Os profissionais de saúde da Santa Casa de Itajubá, no Sul de Minas, contam com a solidariedade da população e atendimento psicológico para suportar a carga de trabalho. De acordo com a superintendente Renata Finamor Alvarenga, a unidade teve que readequar o cardápio para a alimentação dos colaboradores, porque o horário em que conseguem parar para comer é irregular. “Fizemos a melhoria do cardápio, porque, infelizmente, o enfermeiro, o técnico, o fisioterapeuta e o médico conseguem parar para comer alguma coisa às 15h, 16h”.
 
O cotidiano desgastante também é amenizado com a participação da população, que vai até a Santa Casa deixar alimentos para os profissionais de saúde, como pizza e bolo. Doadores levam bolo, pizza, lanche, alguma coisa diferente, como citou um plantonista: “No meio da noite, em um plantão superdifícil, com taxa de ocupação de 100%, chega um bolo para adoçar a vida. Essa preocupação é importante”, afirma Renata, destacando que na quinta-feira todos os 20 leitos de UTI da Santa Casa estavam ocupados, além de 110% de demanda nas vagas de enfermaria. A microrregião de Itajubá é composta por Paraisópolis, Brazópolis e Maria da Fé, entre outros municípios.

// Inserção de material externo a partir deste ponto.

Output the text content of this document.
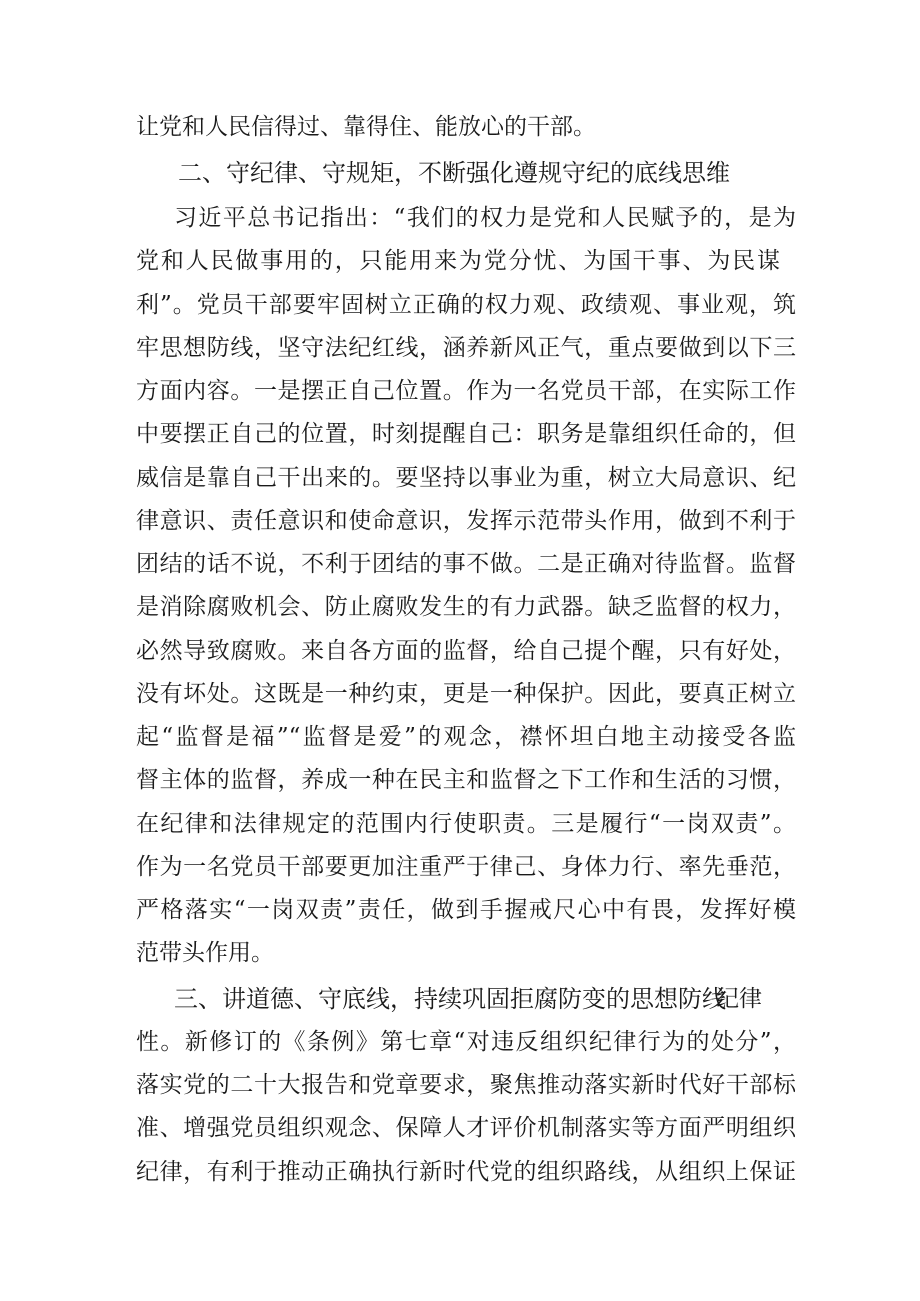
让党和人民信得过、靠得住、能放心的干部。
二、守纪律、守规矩，不断强化遵规守纪的底线思维
习近平总书记指出：“我们的权力是党和人民赋予的，是为
党和人民做事用的，只能用来为党分忧、为国干事、为民谋
利”。党员干部要牢固树立正确的权力观、政绩观、事业观，筑
牢思想防线，坚守法纪红线，涵养新风正气，重点要做到以下三
方面内容。一是摆正自己位置。作为一名党员干部，在实际工作
中要摆正自己的位置，时刻提醒自己：职务是靠组织任命的，但
威信是靠自己干出来的。要坚持以事业为重，树立大局意识、纪
律意识、责任意识和使命意识，发挥示范带头作用，做到不利于
团结的话不说，不利于团结的事不做。二是正确对待监督。监督
是消除腐败机会、防止腐败发生的有力武器。缺乏监督的权力，
必然导致腐败。来自各方面的监督，给自己提个醒，只有好处，
没有坏处。这既是一种约束，更是一种保护。因此，要真正树立
起“监督是福”“监督是爱”的观念，襟怀坦白地主动接受各监
督主体的监督，养成一种在民主和监督之下工作和生活的习惯，
在纪律和法律规定的范围内行使职责。三是履行“一岗双责”。
作为一名党员干部要更加注重严于律己、身体力行、率先垂范，
严格落实“一岗双责”责任，做到手握戒尺心中有畏，发挥好模
范带头作用。
三、讲道德、守底线，持续巩固拒腐防变的思想防线
纪律
性。新修订的《条例》第七章“对违反组织纪律行为的处分”，
落实党的二十大报告和党章要求，聚焦推动落实新时代好干部标
准、增强党员组织观念、保障人才评价机制落实等方面严明组织
纪律，有利于推动正确执行新时代党的组织路线，从组织上保证
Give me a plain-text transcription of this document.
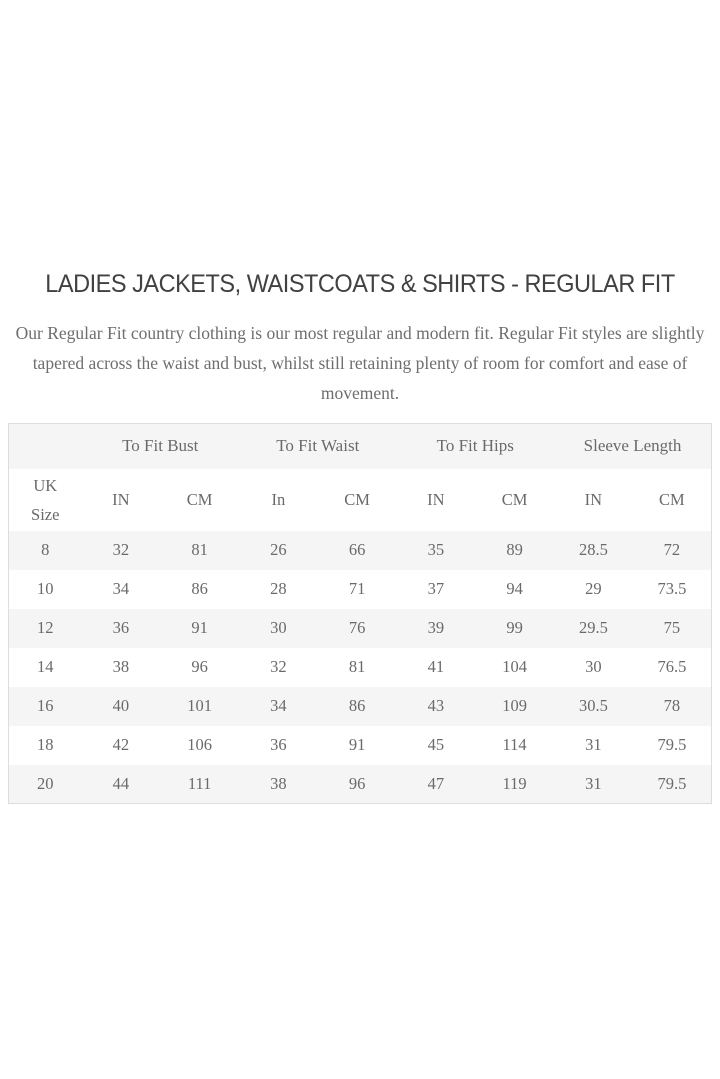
LADIES JACKETS, WAISTCOATS & SHIRTS - REGULAR FIT

Our Regular Fit country clothing is our most regular and modern fit. Regular Fit styles are slightly tapered across the waist and bust, whilst still retaining plenty of room for comfort and ease of movement.

	To Fit Bust		To Fit Waist		To Fit Hips		Sleeve Length	
UK Size	IN	CM	In	CM	IN	CM	IN	CM
8	32	81	26	66	35	89	28.5	72
10	34	86	28	71	37	94	29	73.5
12	36	91	30	76	39	99	29.5	75
14	38	96	32	81	41	104	30	76.5
16	40	101	34	86	43	109	30.5	78
18	42	106	36	91	45	114	31	79.5
20	44	111	38	96	47	119	31	79.5
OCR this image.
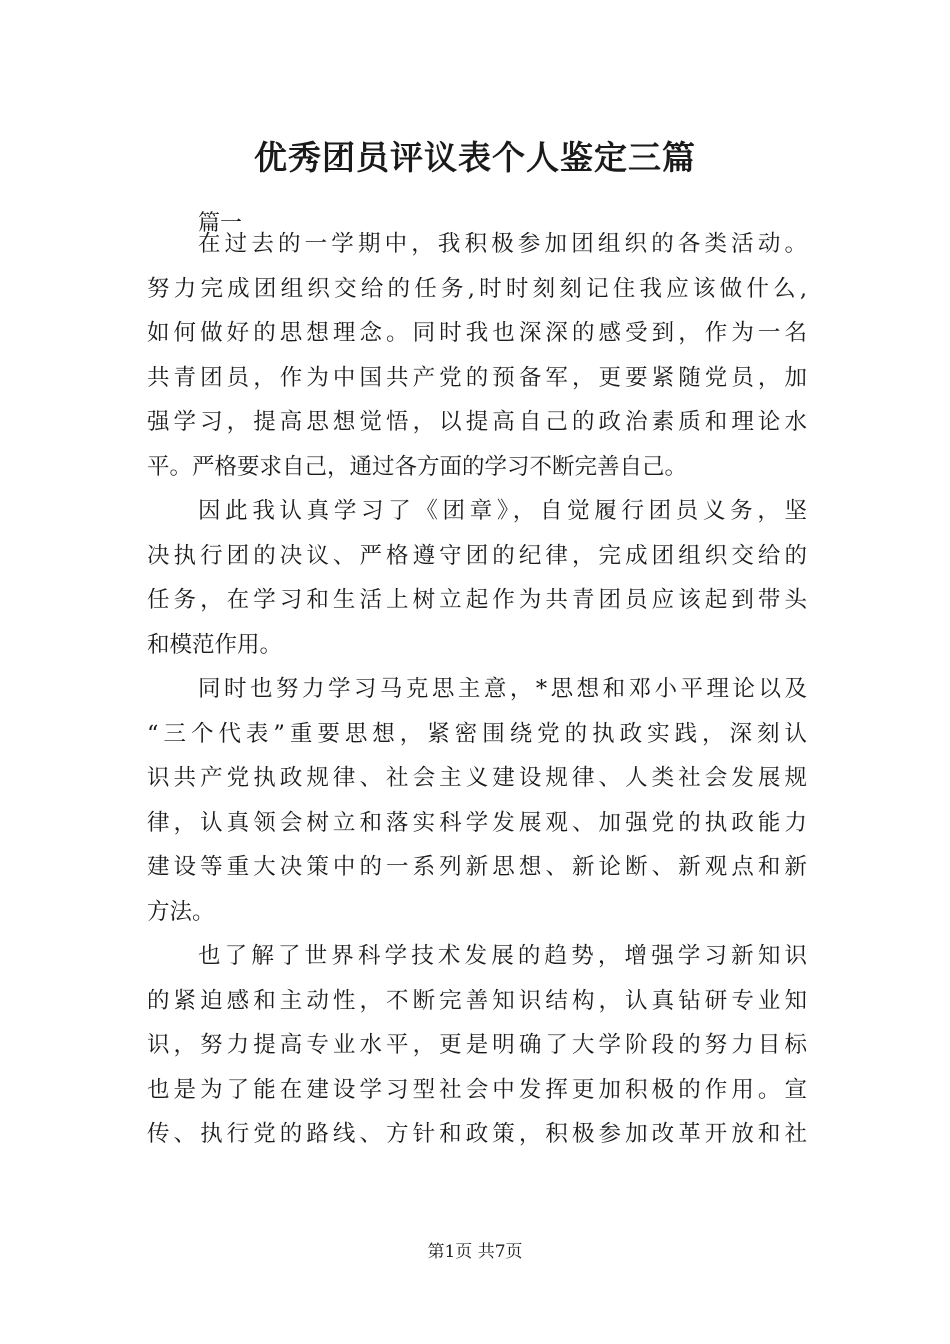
优秀团员评议表个人鉴定三篇
篇一
在过去的一学期中，我积极参加团组织的各类活动。
努力完成团组织交给的任务,时时刻刻记住我应该做什么,
如何做好的思想理念。同时我也深深的感受到，作为一名
共青团员，作为中国共产党的预备军，更要紧随党员，加
强学习，提高思想觉悟，以提高自己的政治素质和理论水
平。严格要求自己，通过各方面的学习不断完善自己。
因此我认真学习了《团章》，自觉履行团员义务，坚
决执行团的决议、严格遵守团的纪律，完成团组织交给的
任务，在学习和生活上树立起作为共青团员应该起到带头
和模范作用。
同时也努力学习马克思主意，*思想和邓小平理论以及
“三个代表”重要思想，紧密围绕党的执政实践，深刻认
识共产党执政规律、社会主义建设规律、人类社会发展规
律，认真领会树立和落实科学发展观、加强党的执政能力
建设等重大决策中的一系列新思想、新论断、新观点和新
方法。
也了解了世界科学技术发展的趋势，增强学习新知识
的紧迫感和主动性，不断完善知识结构，认真钻研专业知
识，努力提高专业水平，更是明确了大学阶段的努力目标
也是为了能在建设学习型社会中发挥更加积极的作用。宣
传、执行党的路线、方针和政策，积极参加改革开放和社
第1页 共7页
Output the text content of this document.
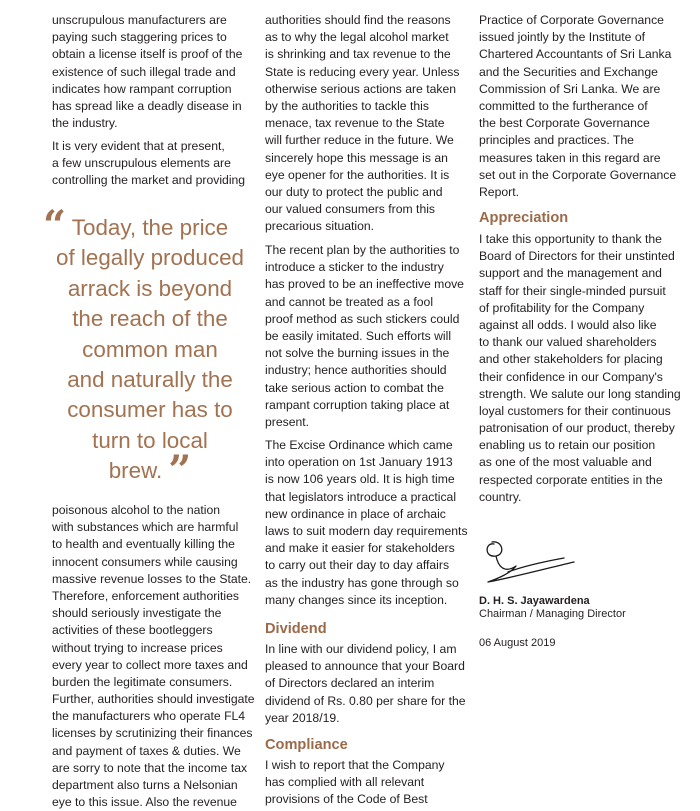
unscrupulous manufacturers are
paying such staggering prices to
obtain a license itself is proof of the
existence of such illegal trade and
indicates how rampant corruption
has spread like a deadly disease in
the industry.
It is very evident that at present,
a few unscrupulous elements are
controlling the market and providing
poisonous alcohol to the nation
with substances which are harmful
to health and eventually killing the
innocent consumers while causing
massive revenue losses to the State.
Therefore, enforcement authorities
should seriously investigate the
activities of these bootleggers
without trying to increase prices
every year to collect more taxes and
burden the legitimate consumers.
Further, authorities should investigate
the manufacturers who operate FL4
licenses by scrutinizing their finances
and payment of taxes & duties. We
are sorry to note that the income tax
department also turns a Nelsonian
eye to this issue. Also the revenue
“ Today, the price
of legally produced
arrack is beyond
the reach of the
common man
and naturally the
consumer has to
turn to local
brew. ”
authorities should find the reasons
as to why the legal alcohol market
is shrinking and tax revenue to the
State is reducing every year. Unless
otherwise serious actions are taken
by the authorities to tackle this
menace, tax revenue to the State
will further reduce in the future. We
sincerely hope this message is an
eye opener for the authorities. It is
our duty to protect the public and
our valued consumers from this
precarious situation.
The recent plan by the authorities to
introduce a sticker to the industry
has proved to be an ineffective move
and cannot be treated as a fool
proof method as such stickers could
be easily imitated. Such efforts will
not solve the burning issues in the
industry; hence authorities should
take serious action to combat the
rampant corruption taking place at
present.
The Excise Ordinance which came
into operation on 1st January 1913
is now 106 years old. It is high time
that legislators introduce a practical
new ordinance in place of archaic
laws to suit modern day requirements
and make it easier for stakeholders
to carry out their day to day affairs
as the industry has gone through so
many changes since its inception.
Dividend
In line with our dividend policy, I am
pleased to announce that your Board
of Directors declared an interim
dividend of Rs. 0.80 per share for the
year 2018/19.
Compliance
I wish to report that the Company
has complied with all relevant
provisions of the Code of Best
Practice of Corporate Governance
issued jointly by the Institute of
Chartered Accountants of Sri Lanka
and the Securities and Exchange
Commission of Sri Lanka. We are
committed to the furtherance of
the best Corporate Governance
principles and practices. The
measures taken in this regard are
set out in the Corporate Governance
Report.
Appreciation
I take this opportunity to thank the
Board of Directors for their unstinted
support and the management and
staff for their single-minded pursuit
of profitability for the Company
against all odds. I would also like
to thank our valued shareholders
and other stakeholders for placing
their confidence in our Company's
strength. We salute our long standing
loyal customers for their continuous
patronisation of our product, thereby
enabling us to retain our position
as one of the most valuable and
respected corporate entities in the
country.
D. H. S. Jayawardena
Chairman / Managing Director
06 August 2019
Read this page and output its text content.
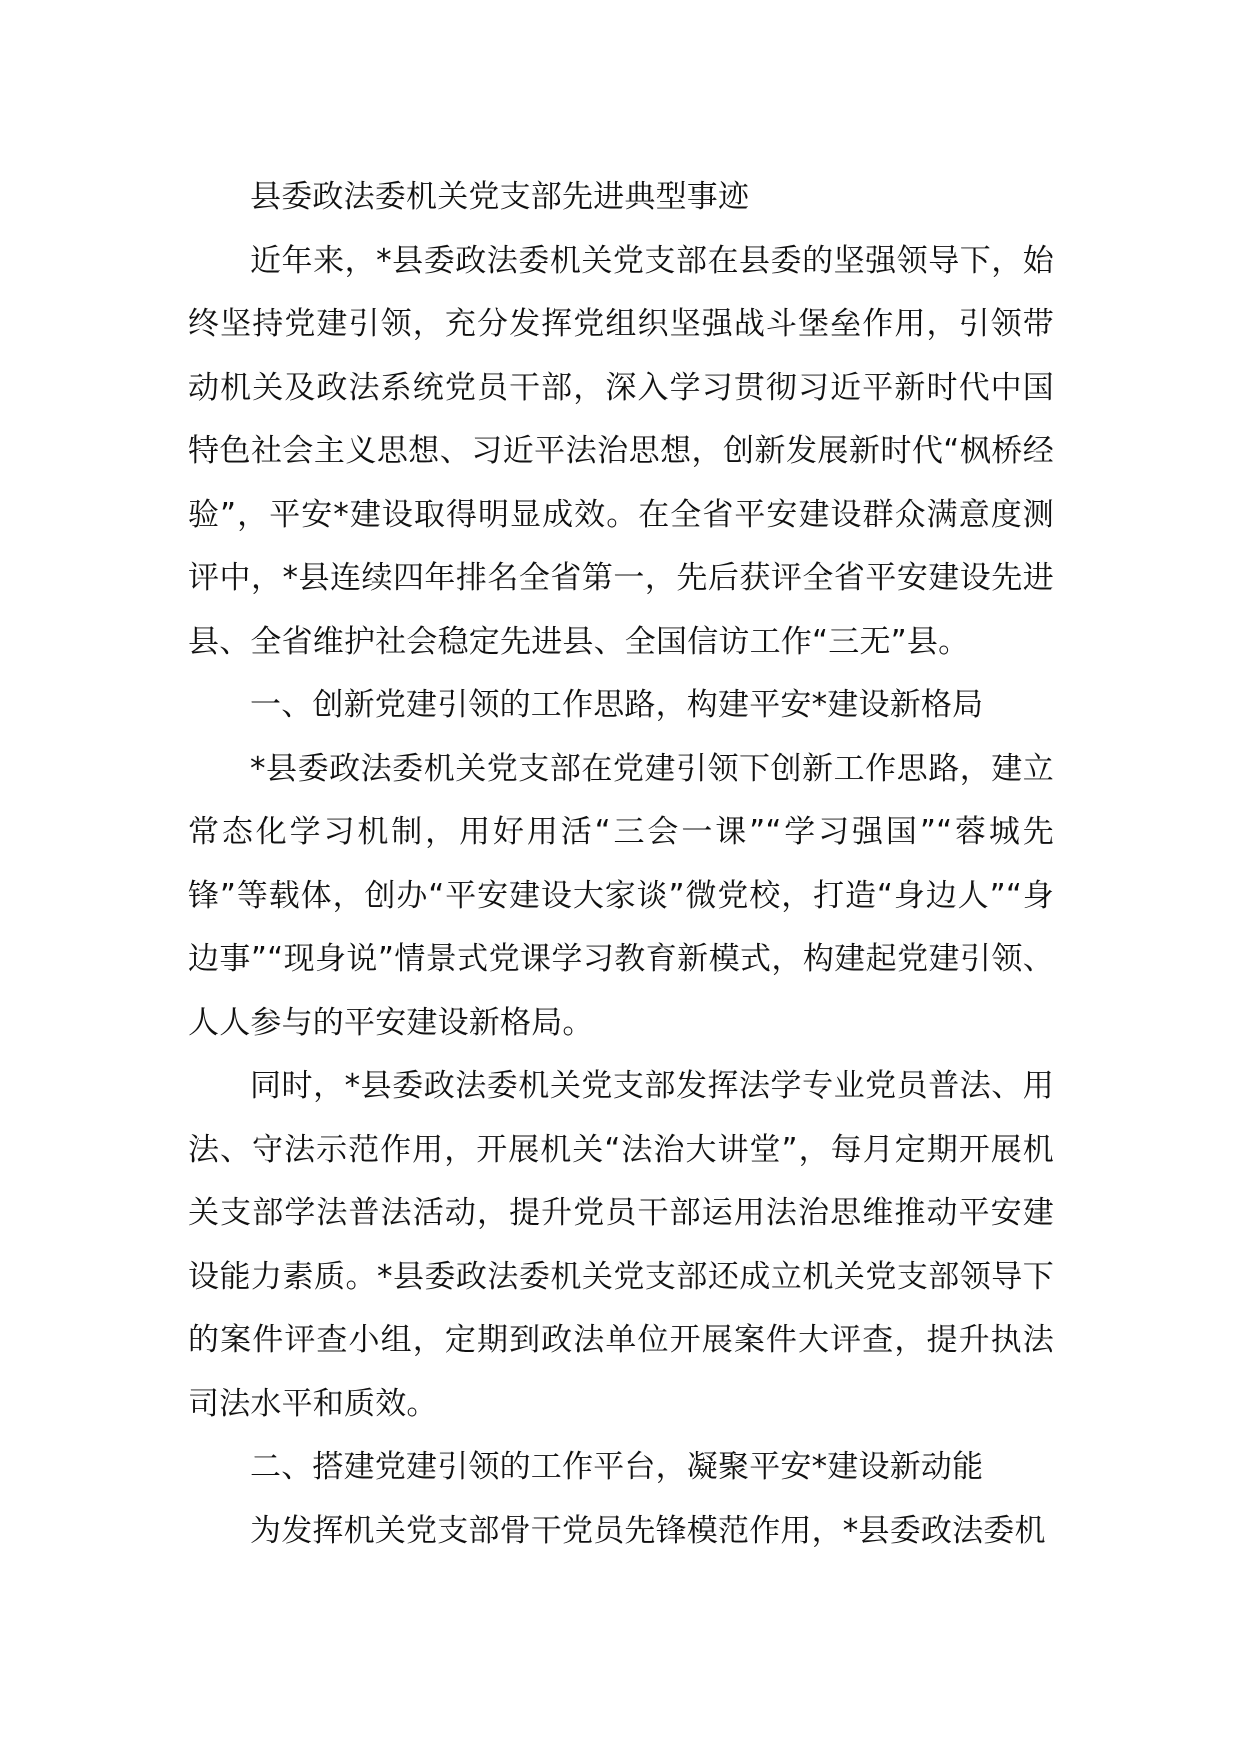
县委政法委机关党支部先进典型事迹

近年来，*县委政法委机关党支部在县委的坚强领导下，始终坚持党建引领，充分发挥党组织坚强战斗堡垒作用，引领带动机关及政法系统党员干部，深入学习贯彻习近平新时代中国特色社会主义思想、习近平法治思想，创新发展新时代“枫桥经验”，平安*建设取得明显成效。在全省平安建设群众满意度测评中，*县连续四年排名全省第一，先后获评全省平安建设先进县、全省维护社会稳定先进县、全国信访工作“三无”县。

一、创新党建引领的工作思路，构建平安*建设新格局

*县委政法委机关党支部在党建引领下创新工作思路，建立常态化学习机制，用好用活“三会一课”“学习强国”“蓉城先锋”等载体，创办“平安建设大家谈”微党校，打造“身边人”“身边事”“现身说”情景式党课学习教育新模式，构建起党建引领、人人参与的平安建设新格局。

同时，*县委政法委机关党支部发挥法学专业党员普法、用法、守法示范作用，开展机关“法治大讲堂”，每月定期开展机关支部学法普法活动，提升党员干部运用法治思维推动平安建设能力素质。*县委政法委机关党支部还成立机关党支部领导下的案件评查小组，定期到政法单位开展案件大评查，提升执法司法水平和质效。

二、搭建党建引领的工作平台，凝聚平安*建设新动能

为发挥机关党支部骨干党员先锋模范作用，*县委政法委机
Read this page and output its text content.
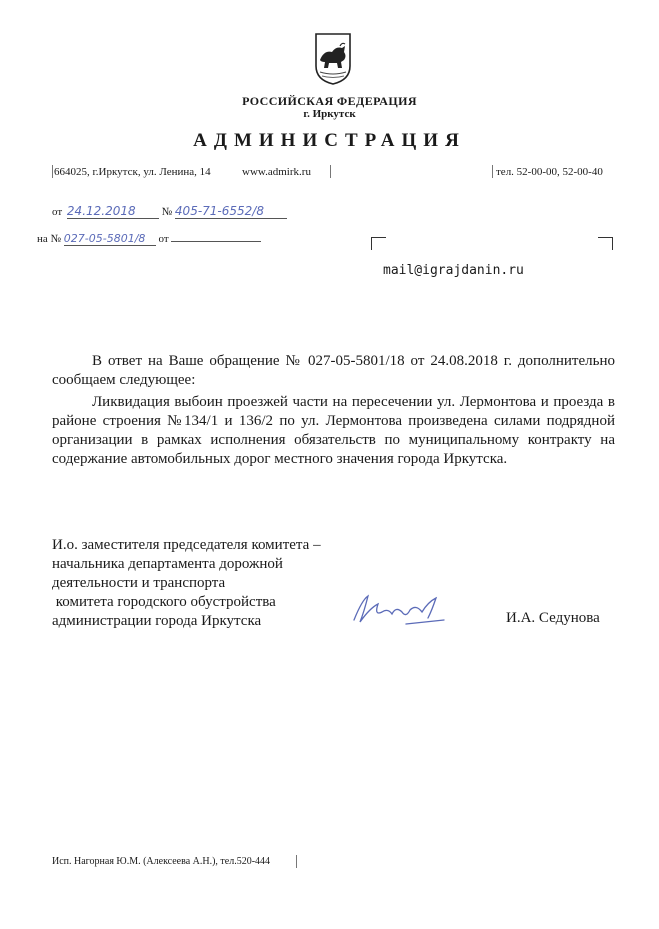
РОССИЙСКАЯ ФЕДЕРАЦИЯ
г. Иркутск
АДМИНИСТРАЦИЯ
664025, г.Иркутск, ул. Ленина, 14	www.admirk.ru	тел. 52-00-00, 52-00-40
от 24.12.2018 № 405-71-6552/8
на № 027-05-5801/8 от
mail@igrajdanin.ru
В ответ на Ваше обращение № 027-05-5801/18 от 24.08.2018 г. дополнительно сообщаем следующее:
Ликвидация выбоин проезжей части на пересечении ул. Лермонтова и проезда в районе строения №134/1 и 136/2 по ул. Лермонтова произведена силами подрядной организации в рамках исполнения обязательств по муниципальному контракту на содержание автомобильных дорог местного значения города Иркутска.
И.о. заместителя председателя комитета –
начальника департамента дорожной
деятельности и транспорта
комитета городского обустройства
администрации города Иркутска	И.А. Седунова
Исп. Нагорная Ю.М. (Алексеева А.Н.), тел.520-444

Medicamento em falta ou caro


Outro desafio para os hospitais é a falta de medicamentos no mercado e o sobrepreço. De acordo com Danilo Coelho Carvalho, a Santa Casa de Araguari tentou comprar o anticoagulante enoxaparina, mas esbarrou em valores exorbitantes. “A Enoxaparina, que comprei a R$ 46, um cara me ofereceu a R$ 106. Em novembro, estava a R$ 25”, conta. O sedativo propofol teve preço triplicado de  R$ 9 R$ 27. Para tentar um preço mais em conta, unidades de saúde precisam entrar na fila dos laboratórios, como no caso de bloqueadores neuromusculares.
 
Em Ituiutaba, no Hospital São José, a situação se repete. De acordo com o diretor administrativo da rede de saúde, Cleuson de Oliveira, o estoque do “kit intubação” daria para cinco dias. Ele fez  ofícios ao poder público pedindo mais. “O maior desespero que nós estamos passando aqui é com o kit intubação. Quando conseguimos comprar, é a conta-gotas. O preço é exorbitante”, garante Oliveira, que fez um apelo para que autoridades tomem providências em relação ao abastecimento.
 
Em Itajubá, a Santa Casa trabalha com protocolo alternativo de sedativos para substituir as substâncias em falta no mercado. “O que temos trabalhado com o nosso comitê COVID é fazer protocolos de sedativos para conseguir  atendimento, mas dificulta muito, pois não é a droga específica que precisa gastar com uma outra quantidade, conseguir recursos para manter este novo protocolo e acaba trazendo prejuízos tanto para a instituição como para o paciente”, diz Renata Alvarenga, superintendente da Santa Casa.



Mais jovens internados


Os gestores também dizem que  o perfil das pessoas internadas mudou. Ao contrário da primeira onda, em que idosos eram maioria em leitos, atualmente os jovens são maior número. E o pior: em estado ainda mais grave em relação aos pacientes do passado. “Realmente, está tendo muito paciente novo agora. Mudou um pouco o perfil. Ontem (quarta-feira), por exemplo, os 10 pacientes que estavam na UTI estavam intubados. Muitas vezes, têm 10 pacientes na UTI, mas às vezes têm seis ou sete intubados, o restante fica na ventilação”, conta Cleuson Oliveira.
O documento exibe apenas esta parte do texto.